(Inicialmente
pressionada pelo pós-crise 2007-2008, a ciência económica dita de mainstream,
ou seja, que domina a produção científica nesta área, não tem parado de estar
submetida a uma forte e diversificada pressão de mudança. A necessidade de padrões de crescimento mais inclusivo, o retorno ao
reconhecimento da desigualdade como tema intrínseco do capitalismo, a plena
integração da questão ambiental e da emergência climática são domínios
ponderosos para que nada fique na mesma e outros poderiam ser aqui invocados.
Será assim?)
Adoraria poder neste momento iniciar uma carreira de
investigação em economia. O ambiente intelectual é estimulante para mentes
abertas e ao fim de largo tempo do mais puro autismo da economia de mainstream
começam, finalmente, a tomar forma movimentos com diferentes origens para
reaproximar a disciplina económica dos temas e discussões que urge travar para
melhor a eficácia do seu poder de transformação das coisas. E sobretudo fazer
de novo ouvir as orientações e ideias do novo pensamento. As dificuldades
aguçam o engenho e demovem as inércias mais rígidas.
As pressões para a mudança abundam e não param de crescer
em intensidade e também em diversidade. O estado das economias avançadas após a
crise de 2007-2008 (a Grande Recessão) causou os primeiros estragos no
imobilismo. Não só a política monetária sofreu um enorme abanão, que leva hoje,
por exemplo, governadores de bancos centrais prestigiados virem a terreiro a
reclamar a presença da política fiscal para completar a sua vertiginosa perda
de autossuficiência, como a anemia do crescimento da recuperação que sobreveio
a tal crise veio suscitar enormes desafios. Paralelamente e ajudando a esse
movimento de pressão, nunca como hoje o capitalismo e os seus excessos de
concentração, de desigualdade, de não integração dos custos ambientais e de
polarização no mercado de trabalho suscitaram tanta crítica interna e também
externa.
Entre outras consequências, a peregrina ideia de que a
ciência económica deveria evoluir num contexto de valores neutrais, trabalhando
com indivíduos “amorais”, prosseguindo o seu máximo interesse pessoal tem sido
fortemente abanada. Para sermos rigorosos, não podemos ignorar o que representaram,
por exemplo, para a sociedade americana, os estudos do Nobel Angus Deaton e
Anne Case, quando mostraram que esse universo de valores neutrais e de
confiança ilimitada nas virtualidades do mercado conduzira essa sociedade
americana a uma multiplicação de fenómenos de suicídio, excesso de drogas e
alcoolismo rebaixando surpreendentemente a esperança de vida de vários segmentos
da população americana. Mas também fenómenos como a desigualdade, a
concentração empresarial com apagamento das leis anti trust, a discriminação
da mulher têm contribuído para que nada fique como dantes.

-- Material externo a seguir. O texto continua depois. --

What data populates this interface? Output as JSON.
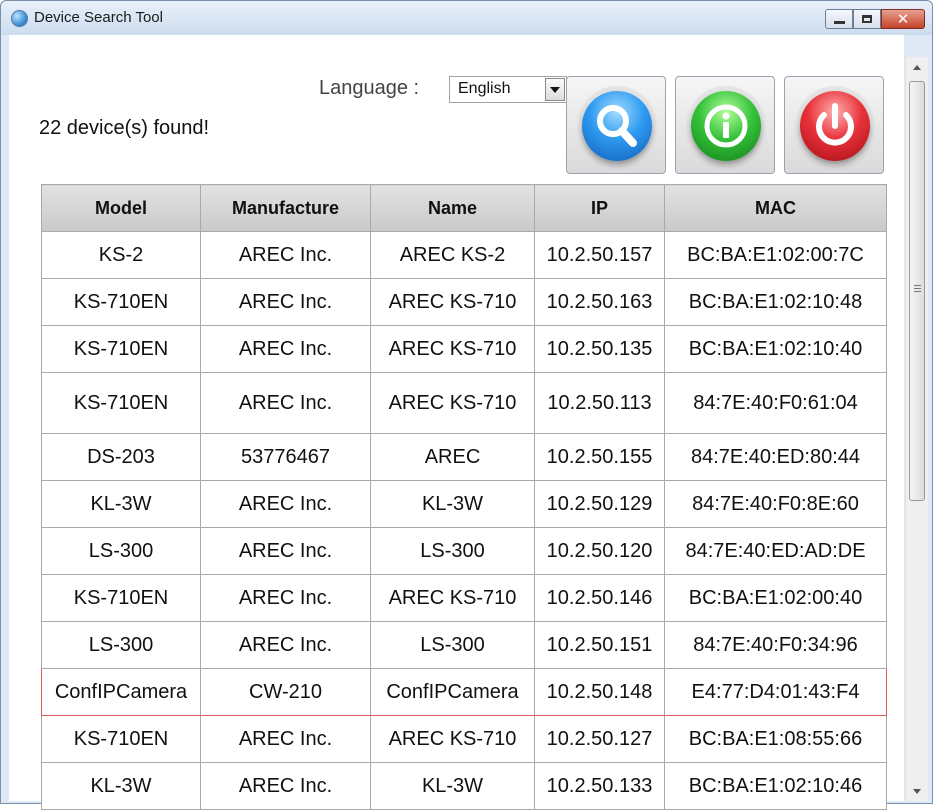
{
  "window": {
    "title": "Device Search Tool"
  },
  "status": {
    "text": "22 device(s) found!"
  },
  "language": {
    "label": "Language :",
    "selected": "English"
  },
  "toolbar": {
    "search_icon": "search-icon",
    "info_icon": "info-icon",
    "power_icon": "power-icon"
  },
  "table": {
    "headers": [
      "Model",
      "Manufacture",
      "Name",
      "IP",
      "MAC"
    ],
    "rows": [
      [
        "KS-2",
        "AREC Inc.",
        "AREC KS-2",
        "10.2.50.157",
        "BC:BA:E1:02:00:7C"
      ],
      [
        "KS-710EN",
        "AREC Inc.",
        "AREC KS-710",
        "10.2.50.163",
        "BC:BA:E1:02:10:48"
      ],
      [
        "KS-710EN",
        "AREC Inc.",
        "AREC KS-710",
        "10.2.50.135",
        "BC:BA:E1:02:10:40"
      ],
      [
        "KS-710EN",
        "AREC Inc.",
        "AREC KS-710",
        "10.2.50.113",
        "84:7E:40:F0:61:04"
      ],
      [
        "DS-203",
        "53776467",
        "AREC",
        "10.2.50.155",
        "84:7E:40:ED:80:44"
      ],
      [
        "KL-3W",
        "AREC Inc.",
        "KL-3W",
        "10.2.50.129",
        "84:7E:40:F0:8E:60"
      ],
      [
        "LS-300",
        "AREC Inc.",
        "LS-300",
        "10.2.50.120",
        "84:7E:40:ED:AD:DE"
      ],
      [
        "KS-710EN",
        "AREC Inc.",
        "AREC KS-710",
        "10.2.50.146",
        "BC:BA:E1:02:00:40"
      ],
      [
        "LS-300",
        "AREC Inc.",
        "LS-300",
        "10.2.50.151",
        "84:7E:40:F0:34:96"
      ],
      [
        "ConfIPCamera",
        "CW-210",
        "ConfIPCamera",
        "10.2.50.148",
        "E4:77:D4:01:43:F4"
      ],
      [
        "KS-710EN",
        "AREC Inc.",
        "AREC KS-710",
        "10.2.50.127",
        "BC:BA:E1:08:55:66"
      ],
      [
        "KL-3W",
        "AREC Inc.",
        "KL-3W",
        "10.2.50.133",
        "BC:BA:E1:02:10:46"
      ]
    ],
    "selected_row": 9
  }
}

Dani Rodrik no Project Syndicate (no quadro do seu
importante contributo para o movimento Economics for Inclusive Prosperity,
link aqui) faz eco do que a grande reunião anual de janeiro da American
Economic Association anuncia em termos de um ambiente mais promissor para
fazer crescer a ciência económica com maior apetência e capacidade de
integração de outros quadros institucionais para fazer os mercados funcionar
com maior eficácia.
A questão de uma maior abertura e imaginação à integração
de quadros institucionais mais diversificados por estarem apoiados em sistemas
de valores mais comprometidos com o valor social é crucial para possibilitar
uma maior fertilização cruzada com outras ciências sociais, o que não significa
perda de rigor para o pensamento económico.

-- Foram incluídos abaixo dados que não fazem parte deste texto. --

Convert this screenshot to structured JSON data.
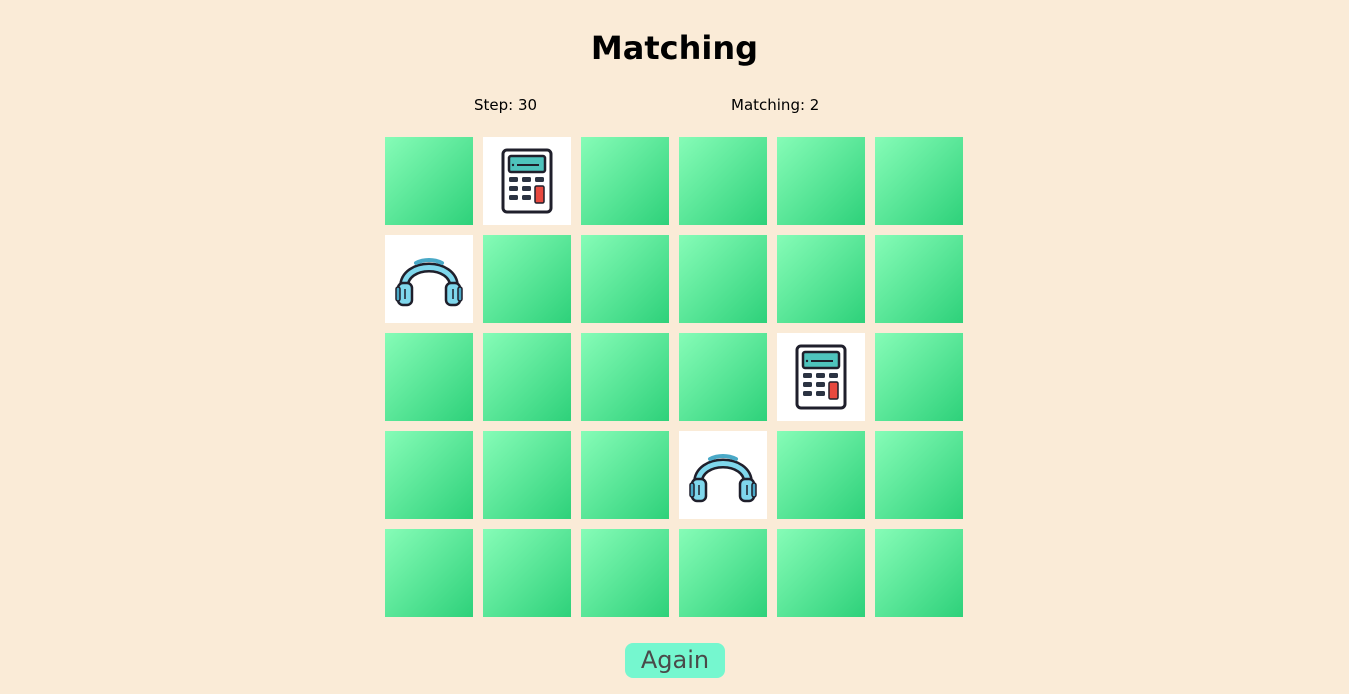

É nesse âmbito promissor que este blogue sempre se
movimentou. Foi por isso com algum entusiasmo que me cruzei recentemente em
termos de leituras com o trabalho de uma das jovens promessas da economia
americana, Melissa Dell (Harvard University), uma das laureadas do prémio
Calvó, concedido pelo Collegi d’Economistes de Catalunya. Na conferência
que a jovem economista americana proferiu na atribuição desse prémio, o tema
foi nada mais nada menos do que este: “Persistence and Transformation in
Economic Development” (link aqui). Estou no meu mundo. Não há outra
disciplina que integre melhor os sistemas de valores e a diversidade dos
quadros institucionais. Já era tempo da economia do desenvolvimento regressar ao
lugar de onde nunca deveria ter saído. Bravo Melissa.